Allopolyploids generally show genetic and phenotypic changes due to gene dosage effects, the existence of different genomes in a nucleus, variations in chromosome number, unbalanced parental genome contributions, and chromosomal rearrangements (Leitch and Leitch, 2008). Fujii and Ohmido (2011) observed several chromosome variations and aberrant meiosis in a synthetic hybrid and suggested that the genetic instability of the hybrid polyploid was due to abnormal chromosome number and structure caused by aberrant meiosis. In the present study, intergeneric allotetraploid xBrassicoraphanus line BB#5 showed very stable mitotic chromosome constitution and meiotic pairing pattern, supporting the high seed fertility and morphological uniformity of BB#5 even though we could not rule out the possibility of chromosomal rearrangement or structural changes in the next generations because of the appearance of different number of tetravalent with different frequencies according to the PMCs. However, such stable behaviour in somatic and meiotic cells is very rare in natural and synthetic intergeneric hybrids. Gaeta et al. (2007) observed that genomic changes in resynthesized Brassica napus were rare in the first generation, but that the changes were much more frequent in the fifth generation. Continuous cytogenetic and morphological study of BB#5 should be conducted to confirm whether the chromosomal stability will be maintained during successive generations.
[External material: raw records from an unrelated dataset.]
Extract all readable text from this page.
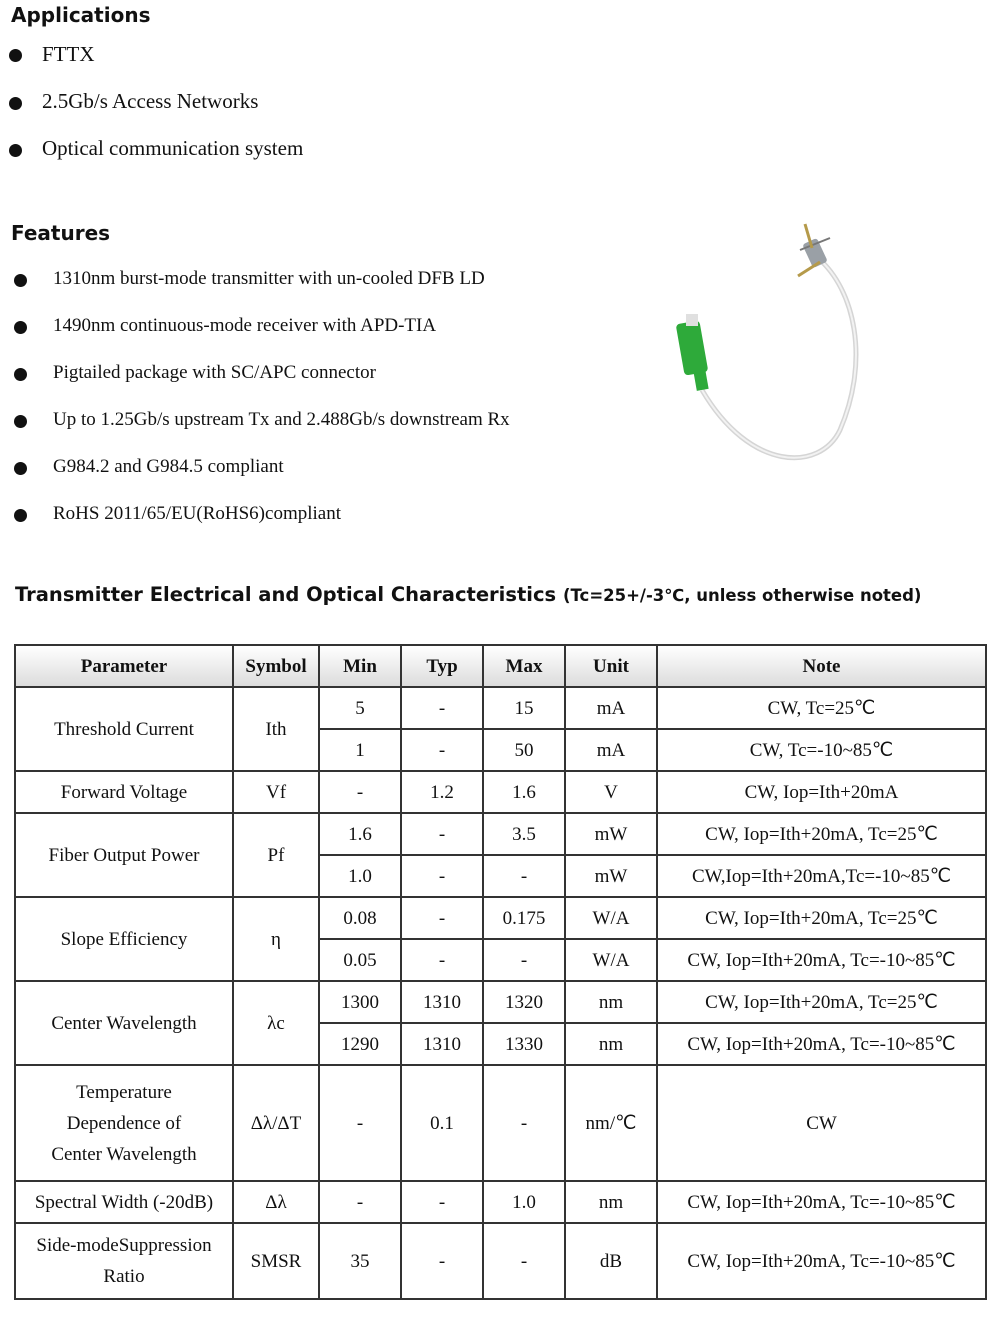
Applications
FTTX
2.5Gb/s Access Networks
Optical communication system
Features
1310nm burst-mode transmitter with un-cooled DFB LD
1490nm continuous-mode receiver with APD-TIA
Pigtailed package with SC/APC connector
Up to 1.25Gb/s upstream Tx and 2.488Gb/s downstream Rx
G984.2 and G984.5 compliant
RoHS 2011/65/EU(RoHS6)compliant
Transmitter Electrical and Optical Characteristics (Tc=25+/-3℃, unless otherwise noted)
Parameter	Symbol	Min	Typ	Max	Unit	Note
Threshold Current	Ith	5	-	15	mA	CW, Tc=25℃
		1	-	50	mA	CW, Tc=-10~85℃
Forward Voltage	Vf	-	1.2	1.6	V	CW, Iop=Ith+20mA
Fiber Output Power	Pf	1.6	-	3.5	mW	CW, Iop=Ith+20mA, Tc=25℃
		1.0	-	-	mW	CW,Iop=Ith+20mA,Tc=-10~85℃
Slope Efficiency	η	0.08	-	0.175	W/A	CW, Iop=Ith+20mA, Tc=25℃
		0.05	-	-	W/A	CW, Iop=Ith+20mA, Tc=-10~85℃
Center Wavelength	λc	1300	1310	1320	nm	CW, Iop=Ith+20mA, Tc=25℃
		1290	1310	1330	nm	CW, Iop=Ith+20mA, Tc=-10~85℃
Temperature
Dependence of
Center Wavelength	Δλ/ΔT	-	0.1	-	nm/℃	CW
Spectral Width (-20dB)	Δλ	-	-	1.0	nm	CW, Iop=Ith+20mA, Tc=-10~85℃
Side-modeSuppression
Ratio	SMSR	35	-	-	dB	CW, Iop=Ith+20mA, Tc=-10~85℃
Consequently, a very stable xBrassicoraphanus line BB#5 was newly developed by microspore mutation, which was certified by stable chromosome composition and meiotic pairing patterns in this study. Further molecular cytogenetic studies including FISH and GISH using more detailed chro-mosome-specific markers and comparative studies related to the genome sequencing are necessary to elucidate a more accurate genome structure of the hybrid line. The results presented herein will be useful for further genomic study of xBrassicoraphanus lines and their improvement as new promising breeding varieties.